July 6, 2006 1:00 PM – 2:00 PM

Speakers: Introduction by Christopher DeMuth, AEI
Address by Mikhail Saakashvili, president of Georgia

On Thursday, President Mikhail Saakashvili spoke about the current state of Georgia, as well as its past history and outlook for the future. Since the Rose Revolution three years prior and overthrow of their corrupt government, Georgia has made drastic reforms, turning the country into one of the least corrupt in all of Europe. In the past three years, foreign investments and addressing the issue of energy has helped transform Georgia into a thriving country and booming economy. The reconstruction throughout Georgia has led to more roads, hospitals, and schools, as well as increased participation by the public in political affairs. One of the biggest improvements in Georgia is the newfound trust in the police, where rates have jumped from 6% to a public confidence rate of over 70%. Still, the biggest pride in Georgia is their ethnically diverse and tolerant society, a group based on multiculturalism. Georgia is one of the few countries in Europe where there is no anti-Semitism.

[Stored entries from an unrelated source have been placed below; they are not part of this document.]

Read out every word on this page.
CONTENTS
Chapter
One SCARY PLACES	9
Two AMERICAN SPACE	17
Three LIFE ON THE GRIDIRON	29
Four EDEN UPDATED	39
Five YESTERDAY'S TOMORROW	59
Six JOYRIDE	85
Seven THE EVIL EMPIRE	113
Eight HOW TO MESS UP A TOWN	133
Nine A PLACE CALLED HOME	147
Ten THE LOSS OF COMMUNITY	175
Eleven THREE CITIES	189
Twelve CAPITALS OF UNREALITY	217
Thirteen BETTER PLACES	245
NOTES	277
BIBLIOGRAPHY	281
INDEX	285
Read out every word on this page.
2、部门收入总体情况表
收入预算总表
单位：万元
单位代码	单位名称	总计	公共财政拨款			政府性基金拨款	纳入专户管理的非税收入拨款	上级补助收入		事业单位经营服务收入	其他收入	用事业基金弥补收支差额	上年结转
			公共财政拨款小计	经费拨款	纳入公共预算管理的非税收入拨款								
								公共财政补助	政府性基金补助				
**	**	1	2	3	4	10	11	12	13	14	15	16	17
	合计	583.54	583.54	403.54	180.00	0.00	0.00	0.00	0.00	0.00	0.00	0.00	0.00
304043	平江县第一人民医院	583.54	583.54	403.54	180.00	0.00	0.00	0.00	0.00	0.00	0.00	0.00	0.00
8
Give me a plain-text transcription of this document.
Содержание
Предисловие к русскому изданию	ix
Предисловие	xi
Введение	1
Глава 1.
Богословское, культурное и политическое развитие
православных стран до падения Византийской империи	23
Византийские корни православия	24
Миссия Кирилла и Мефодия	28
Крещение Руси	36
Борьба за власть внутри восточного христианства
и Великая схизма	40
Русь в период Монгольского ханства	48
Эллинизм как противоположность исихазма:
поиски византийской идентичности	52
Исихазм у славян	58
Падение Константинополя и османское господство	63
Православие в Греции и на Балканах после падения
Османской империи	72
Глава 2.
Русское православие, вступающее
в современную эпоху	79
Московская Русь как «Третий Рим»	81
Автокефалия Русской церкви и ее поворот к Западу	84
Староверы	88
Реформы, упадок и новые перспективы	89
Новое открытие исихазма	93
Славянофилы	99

However, Georgia still has a long road ahead in its development. Now that it has achieved success, there is a great necessity to keep stability, safety, peace, and democracy. Corruption still is a major concern in the country, and the spread of electricity to rural areas is a current goal of the government. Saakashavili commented that he has seen a shift in the wants of the people. Just a few short years ago, people had very simple desires, and after seeing these changes met, they are all wishing for grander things, a change the president is very proud of.
As for Georgia’s relationship with Russia, Saakashavili wishes the country well. He thinks that they will be strong in the long run, and hopes to continue a friendly relationship with them. Georgia’s international relations have also grown stronger, now many international development agencies and governments have an invested interest in the success of the country.